Trovate in una remota grotta boliviana le prove di un antichissimo rituale allucinogeni

Si trova nell'affascinante Cueva del Chileno
L'ayahuasca, la liana dei morti, è un infuso a base di piante amazzoniche in grado di indurre un effetto allucinogeno. I suoi «poteri» sono conosciuti dalla notte dei tempi ma mai prima d'ora si erano trovate testimonianze tangibili del suo utilizzo. Per carpirne i segreti, e vedere lì dove quest'intruglio veniva tradizionalmente utilizzato, bisogna andare fino in Bolivia, nell'affascinante Cueva del Chileno, una grotta remota del Lipez Altiplano dove gli archeologi hanno ritrovato i resti di quello che è stato un rito sciamanico di oltre mille anni fa.

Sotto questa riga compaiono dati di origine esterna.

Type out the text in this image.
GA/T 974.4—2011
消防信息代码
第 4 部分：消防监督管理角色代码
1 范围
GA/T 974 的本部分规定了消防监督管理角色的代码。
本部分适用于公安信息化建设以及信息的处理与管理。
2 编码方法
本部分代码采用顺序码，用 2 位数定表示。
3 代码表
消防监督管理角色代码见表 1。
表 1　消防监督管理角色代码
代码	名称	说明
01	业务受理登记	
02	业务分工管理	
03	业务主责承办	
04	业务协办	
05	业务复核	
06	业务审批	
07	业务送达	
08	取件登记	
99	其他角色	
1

Il potente preparato allucinogeno delle civiltà precolombiane si trovava in un fagotto realizzato cucendo insieme il muso di tre volpi, contenente sia le piante che gli strumenti che venivano utilizzati per creare l'infuso e scatenare le allucinazioni. Il tutto conservato in un «luogo sacro», utilizzato per scopi funebri e rituali di vita e di morte da quattromila anni.

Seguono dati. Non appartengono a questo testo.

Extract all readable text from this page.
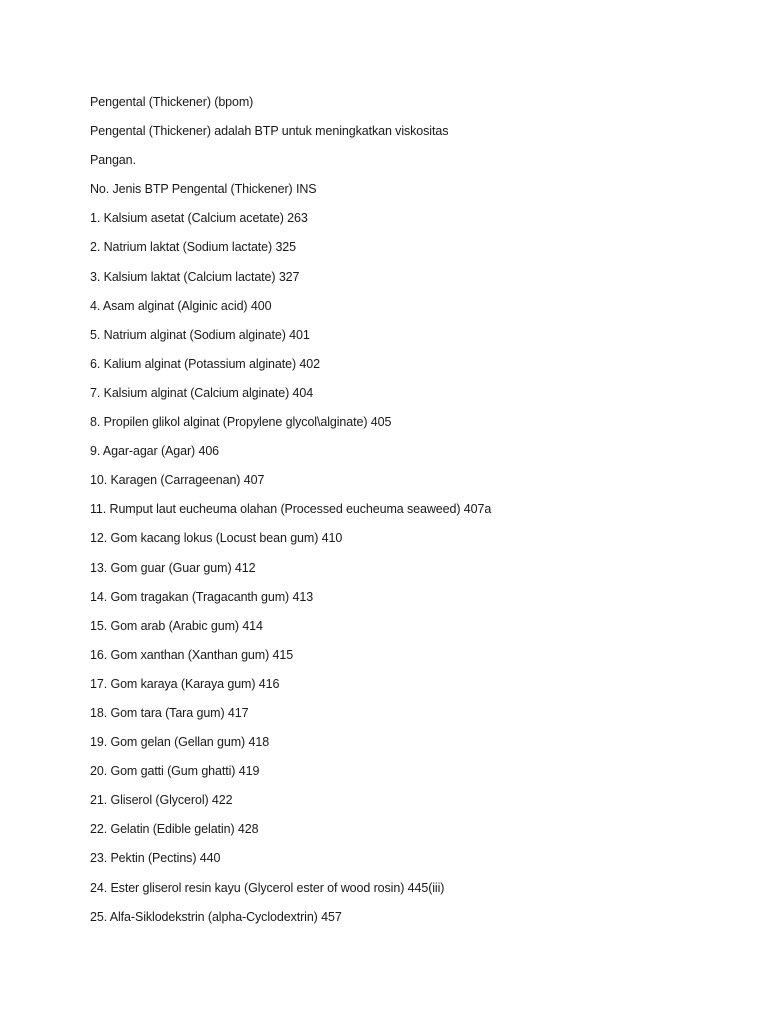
Pengental (Thickener) (bpom)
Pengental (Thickener) adalah BTP untuk meningkatkan viskositas
Pangan.
No. Jenis BTP Pengental (Thickener) INS
1. Kalsium asetat (Calcium acetate) 263
2. Natrium laktat (Sodium lactate) 325
3. Kalsium laktat (Calcium lactate) 327
4. Asam alginat (Alginic acid) 400
5. Natrium alginat (Sodium alginate) 401
6. Kalium alginat (Potassium alginate) 402
7. Kalsium alginat (Calcium alginate) 404
8. Propilen glikol alginat (Propylene glycol\alginate) 405
9. Agar-agar (Agar) 406
10. Karagen (Carrageenan) 407
11. Rumput laut eucheuma olahan (Processed eucheuma seaweed) 407a
12. Gom kacang lokus (Locust bean gum) 410
13. Gom guar (Guar gum) 412
14. Gom tragakan (Tragacanth gum) 413
15. Gom arab (Arabic gum) 414
16. Gom xanthan (Xanthan gum) 415
17. Gom karaya (Karaya gum) 416
18. Gom tara (Tara gum) 417
19. Gom gelan (Gellan gum) 418
20. Gom gatti (Gum ghatti) 419
21. Gliserol (Glycerol) 422
22. Gelatin (Edible gelatin) 428
23. Pektin (Pectins) 440
24. Ester gliserol resin kayu (Glycerol ester of wood rosin) 445(iii)
25. Alfa-Siklodekstrin (alpha-Cyclodextrin) 457
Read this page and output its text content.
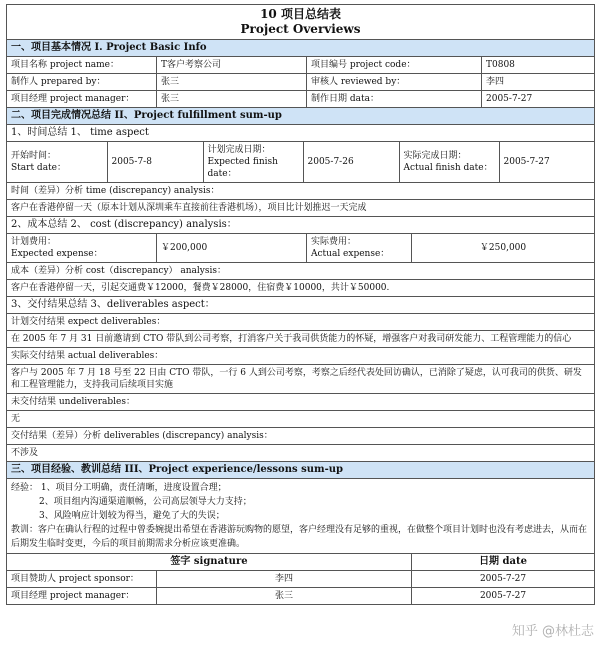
10 项目总结表
Project Overviews

一、项目基本情况 I. Project Basic Info
项目名称 project name：	T客户考察公司	项目编号 project code：	T0808
制作人 prepared by：	张三	审核人 reviewed by：	李四
项目经理 project manager：	张三	制作日期 data：	2005-7-27
二、项目完成情况总结 II、Project fulfillment sum-up
1、时间总结 1、 time aspect

开始时间：
Start date：
	2005-7-8	
计划完成日期：
Expected finish date：
	2005-7-26	
实际完成日期：
Actual finish date：
	2005-7-27

时间（差异）分析 time (discrepancy) analysis：
客户在香港停留一天（原本计划从深圳乘车直接前往香港机场），项目比计划推迟一天完成
2、成本总结 2、 cost (discrepancy) analysis：

计划费用：
Expected expense：
	￥200,000	
实际费用：
Actual expense：
	￥250,000
成本（差异）分析 cost（discrepancy） analysis：
客户在香港停留一天，引起交通费￥12000，餐费￥28000，住宿费￥10000，共计￥50000.
3、交付结果总结 3、deliverables aspect：
计划交付结果 expect deliverables：
在 2005 年 7 月 31 日前邀请到 CTO 带队到公司考察，打消客户关于我司供货能力的怀疑，增强客户对我司研发能力、工程管理能力的信心
实际交付结果 actual deliverables：
客户与 2005 年 7 月 18 号至 22 日由 CTO 带队，一行 6 人到公司考察，考察之后经代表处回访确认，已消除了疑虑，认可我司的供货、研发和工程管理能力，支持我司后续项目实施
未交付结果 undeliverables：
无
交付结果（差异）分析 deliverables (discrepancy) analysis：
不涉及
三、项目经验、教训总结 III、Project experience/lessons sum-up

经验： 1、项目分工明确，责任清晰，进度设置合理；
2、项目组内沟通渠道顺畅，公司高层领导大力支持；
3、风险响应计划较为得当，避免了大的失误；
教训：客户在确认行程的过程中曾委婉提出希望在香港游玩购物的愿望，客户经理没有足够的重视，在做整个项目计划时也没有考虑进去，从而在后期发生临时变更，今后的项目前期需求分析应该更准确。

签字 signature	日期 date
项目赞助人 project sponsor：	李四	2005-7-27
项目经理 project manager：	张三	2005-7-27
知乎 @林杜志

«L'estrema aridità della regione, oltre al fatto che questi resti sono stati recuperati seppelliti sotto terra, è stata fondamentale per la conservazione di questi resti», ha affermato l'archeologo José Capriles della Pennsylvania State University. «Nella maggior parte dei casi, la pelle, i tessuti, il legno e altri materiali vegetali tendono a degradarsi abbastanza velocemente, ma l'estrema aridità e la sepoltura hanno contribuito alla loro conservazione». A contribuire, poi, è anche sicuramente la «posizione» di questa grotta, rimasta per millenni indisturbata dalla moderna civiltà.
Il kit sciamanico potrebbe risalire fra il 550 e il 950 dopo Cristo, quando la civiltà pre-Inca Tiwanaku viveva proprio in questi altipiani andini, dove sono state rinvenute anche tavolette di legno intagliato, capelli umani e lame di osso. Il team di ricerca, in collaborazione con l'Universidad Mayor de San Andrés in Bolivia e l'University of California, ha rinvenuto nella sacca almeno cinque piante psicoattive, «non velenose ma che, a seconda di come vengono consumate, possono essere piuttosto potenti e tossiche».
Questa è ora la più antica prova archeologica del consumo di queste bevande. E anche se non c'è modo di capire come gli sciamani e i guaritori le preparavano in antichità, rimane tutto il fascino di questa grotta, dove il kit è stato riposto intenzionalmente, non abbandonato o perso, indicando quindi l'importanza della stessa come luogo di confine e teatro rituale altamente simbolico.